Simultaneously, the House and Senate’s fully implemented plans would deliver a huge $25,000 and $32,000 tax cut each year to the richest 1 percent, respectively, compared to 2025 tax policies.
Moderate income families that in the long term receive a larger cut under the House and Senate’s plans than the governor’s will likely find that their tax change doesn’t actually make life easier: When fully implemented, the House and Senate tax plans will amount to state revenue losses of $8.7 billion a year and $10.4 billion a year respectively, stripping funding from the public services that regular North Carolinians rely on.2 This blow to state finances will leave state lawmakers ill-equipped to protect North Carolinians from anticipated cost shifts from the federal government. Low- and moderate-income households particularly will face higher costs for food and health care if Congress enacts the massive cuts to SNAP and Medicaid that have been proposed by the federal House.
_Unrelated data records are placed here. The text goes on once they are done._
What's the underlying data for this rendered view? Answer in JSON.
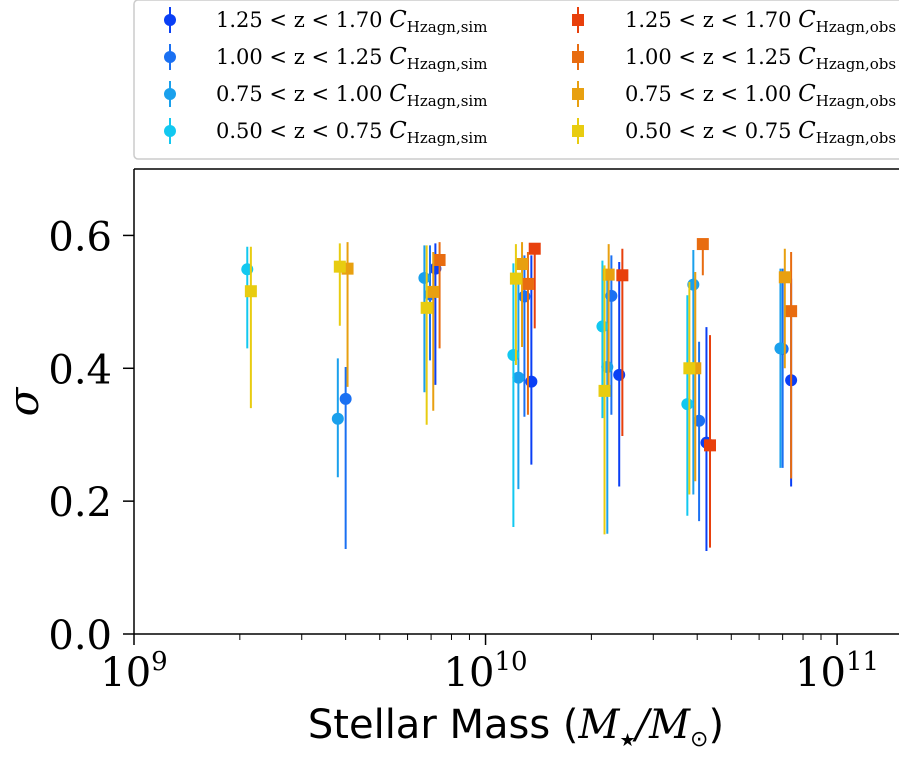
{
  "chart_data": {
    "type": "scatter",
    "x_scale": "log",
    "xlim": [
      1000000000,
      150000000000
    ],
    "ylim": [
      0.0,
      0.7
    ],
    "xlabel_text": "Stellar Mass (",
    "xlabel_math": "M",
    "xlabel_sub": "★",
    "xlabel_slash": "/M",
    "xlabel_sub2": "⊙",
    "xlabel_close": ")",
    "ylabel": "σ",
    "x_ticks": [
      {
        "value": 1000000000,
        "base": "10",
        "exp": "9"
      },
      {
        "value": 10000000000,
        "base": "10",
        "exp": "10"
      },
      {
        "value": 100000000000,
        "base": "10",
        "exp": "11"
      }
    ],
    "y_ticks": [
      {
        "value": 0.0,
        "label": "0.0"
      },
      {
        "value": 0.2,
        "label": "0.2"
      },
      {
        "value": 0.4,
        "label": "0.4"
      },
      {
        "value": 0.6,
        "label": "0.6"
      }
    ],
    "legend_placement": "top, above axes",
    "series": [
      {
        "name": "1.25 < z < 1.70 C_Hzagn,sim",
        "label_range": "1.25 < z < 1.70",
        "label_sym": "C",
        "label_sub": "Hzagn,sim",
        "marker": "circle",
        "color": "#0a3ff5",
        "points": [
          {
            "x": 7200000000,
            "y": 0.55,
            "lo": 0.375,
            "hi": 0.588
          },
          {
            "x": 13500000000,
            "y": 0.38,
            "lo": 0.255,
            "hi": 0.57
          },
          {
            "x": 24000000000,
            "y": 0.39,
            "lo": 0.222,
            "hi": 0.56
          },
          {
            "x": 42500000000,
            "y": 0.288,
            "lo": 0.125,
            "hi": 0.462
          },
          {
            "x": 74000000000,
            "y": 0.382,
            "lo": 0.222,
            "hi": 0.535
          }
        ]
      },
      {
        "name": "1.00 < z < 1.25 C_Hzagn,sim",
        "label_range": "1.00 < z < 1.25",
        "label_sym": "C",
        "label_sub": "Hzagn,sim",
        "marker": "circle",
        "color": "#1a70f2",
        "points": [
          {
            "x": 4000000000,
            "y": 0.354,
            "lo": 0.128,
            "hi": 0.402
          },
          {
            "x": 6950000000,
            "y": 0.511,
            "lo": 0.412,
            "hi": 0.585
          },
          {
            "x": 12900000000,
            "y": 0.508,
            "lo": 0.327,
            "hi": 0.57
          },
          {
            "x": 22800000000,
            "y": 0.509,
            "lo": 0.33,
            "hi": 0.57
          },
          {
            "x": 40500000000,
            "y": 0.321,
            "lo": 0.17,
            "hi": 0.44
          },
          {
            "x": 70000000000,
            "y": 0.429,
            "lo": 0.25,
            "hi": 0.55
          }
        ]
      },
      {
        "name": "0.75 < z < 1.00 C_Hzagn,sim",
        "label_range": "0.75 < z < 1.00",
        "label_sym": "C",
        "label_sub": "Hzagn,sim",
        "marker": "circle",
        "color": "#1aa0ec",
        "points": [
          {
            "x": 3800000000,
            "y": 0.324,
            "lo": 0.236,
            "hi": 0.415
          },
          {
            "x": 6700000000,
            "y": 0.536,
            "lo": 0.364,
            "hi": 0.585
          },
          {
            "x": 12400000000,
            "y": 0.386,
            "lo": 0.218,
            "hi": 0.538
          },
          {
            "x": 22200000000,
            "y": 0.402,
            "lo": 0.151,
            "hi": 0.54
          },
          {
            "x": 39000000000,
            "y": 0.526,
            "lo": 0.21,
            "hi": 0.578
          },
          {
            "x": 69000000000,
            "y": 0.43,
            "lo": 0.25,
            "hi": 0.55
          }
        ]
      },
      {
        "name": "0.50 < z < 0.75 C_Hzagn,sim",
        "label_range": "0.50 < z < 0.75",
        "label_sym": "C",
        "label_sub": "Hzagn,sim",
        "marker": "circle",
        "color": "#12c8f0",
        "points": [
          {
            "x": 2100000000,
            "y": 0.549,
            "lo": 0.43,
            "hi": 0.583
          },
          {
            "x": 12000000000,
            "y": 0.42,
            "lo": 0.161,
            "hi": 0.558
          },
          {
            "x": 21500000000,
            "y": 0.463,
            "lo": 0.325,
            "hi": 0.562
          },
          {
            "x": 37500000000,
            "y": 0.346,
            "lo": 0.178,
            "hi": 0.51
          }
        ]
      },
      {
        "name": "1.25 < z < 1.70 C_Hzagn,obs",
        "label_range": "1.25 < z < 1.70",
        "label_sym": "C",
        "label_sub": "Hzagn,obs",
        "marker": "square",
        "color": "#e8400c",
        "points": [
          {
            "x": 13800000000,
            "y": 0.58,
            "lo": 0.46,
            "hi": 0.585
          },
          {
            "x": 24500000000,
            "y": 0.54,
            "lo": 0.298,
            "hi": 0.58
          },
          {
            "x": 43500000000,
            "y": 0.284,
            "lo": 0.13,
            "hi": 0.45
          }
        ]
      },
      {
        "name": "1.00 < z < 1.25 C_Hzagn,obs",
        "label_range": "1.00 < z < 1.25",
        "label_sym": "C",
        "label_sub": "Hzagn,obs",
        "marker": "square",
        "color": "#e86c10",
        "points": [
          {
            "x": 7400000000,
            "y": 0.563,
            "lo": 0.43,
            "hi": 0.59
          },
          {
            "x": 13200000000,
            "y": 0.527,
            "lo": 0.33,
            "hi": 0.575
          },
          {
            "x": 41500000000,
            "y": 0.587,
            "lo": 0.54,
            "hi": 0.595
          },
          {
            "x": 74000000000,
            "y": 0.486,
            "lo": 0.234,
            "hi": 0.575
          }
        ]
      },
      {
        "name": "0.75 < z < 1.00 C_Hzagn,obs",
        "label_range": "0.75 < z < 1.00",
        "label_sym": "C",
        "label_sub": "Hzagn,obs",
        "marker": "square",
        "color": "#e8a010",
        "points": [
          {
            "x": 4050000000,
            "y": 0.55,
            "lo": 0.372,
            "hi": 0.59
          },
          {
            "x": 7100000000,
            "y": 0.515,
            "lo": 0.336,
            "hi": 0.575
          },
          {
            "x": 12700000000,
            "y": 0.557,
            "lo": 0.432,
            "hi": 0.59
          },
          {
            "x": 22400000000,
            "y": 0.541,
            "lo": 0.372,
            "hi": 0.587
          },
          {
            "x": 39500000000,
            "y": 0.4,
            "lo": 0.23,
            "hi": 0.545
          },
          {
            "x": 71000000000,
            "y": 0.537,
            "lo": 0.4,
            "hi": 0.58
          }
        ]
      },
      {
        "name": "0.50 < z < 0.75 C_Hzagn,obs",
        "label_range": "0.50 < z < 0.75",
        "label_sym": "C",
        "label_sub": "Hzagn,obs",
        "marker": "square",
        "color": "#e8cc10",
        "points": [
          {
            "x": 2150000000,
            "y": 0.516,
            "lo": 0.34,
            "hi": 0.583
          },
          {
            "x": 3850000000,
            "y": 0.553,
            "lo": 0.464,
            "hi": 0.588
          },
          {
            "x": 6800000000,
            "y": 0.491,
            "lo": 0.315,
            "hi": 0.585
          },
          {
            "x": 12200000000,
            "y": 0.535,
            "lo": 0.405,
            "hi": 0.587
          },
          {
            "x": 21800000000,
            "y": 0.366,
            "lo": 0.15,
            "hi": 0.555
          },
          {
            "x": 38000000000,
            "y": 0.4,
            "lo": 0.21,
            "hi": 0.53
          }
        ]
      }
    ]
  }
}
It is within the power of state lawmakers to protect North Carolinians from the worst impacts of looming federal cuts — and to make targeted, forward-looking investments in the foundations of a thriving state: affordable housing, accessible child care, strong public education, and reliable health care. These investments not only ease the pressure on family budgets — they also fuel economic growth, strengthen the workforce, and create more opportunities for communities across North Carolina.
But that future becomes out of reach when billions of dollars are drained from the state budget each year through tax cuts that disproportionately benefit the wealthiest households and corporations. These policies don’t pay for themselves — they cost North Carolinians the chance to build a stronger, more equitable economy.
If lawmakers continue down this path, they are choosing short-term gains for a few over long-term prosperity for all. They are choosing to undercut the very systems that allow families, businesses, and communities to succeed. North Carolina can’t afford that choice.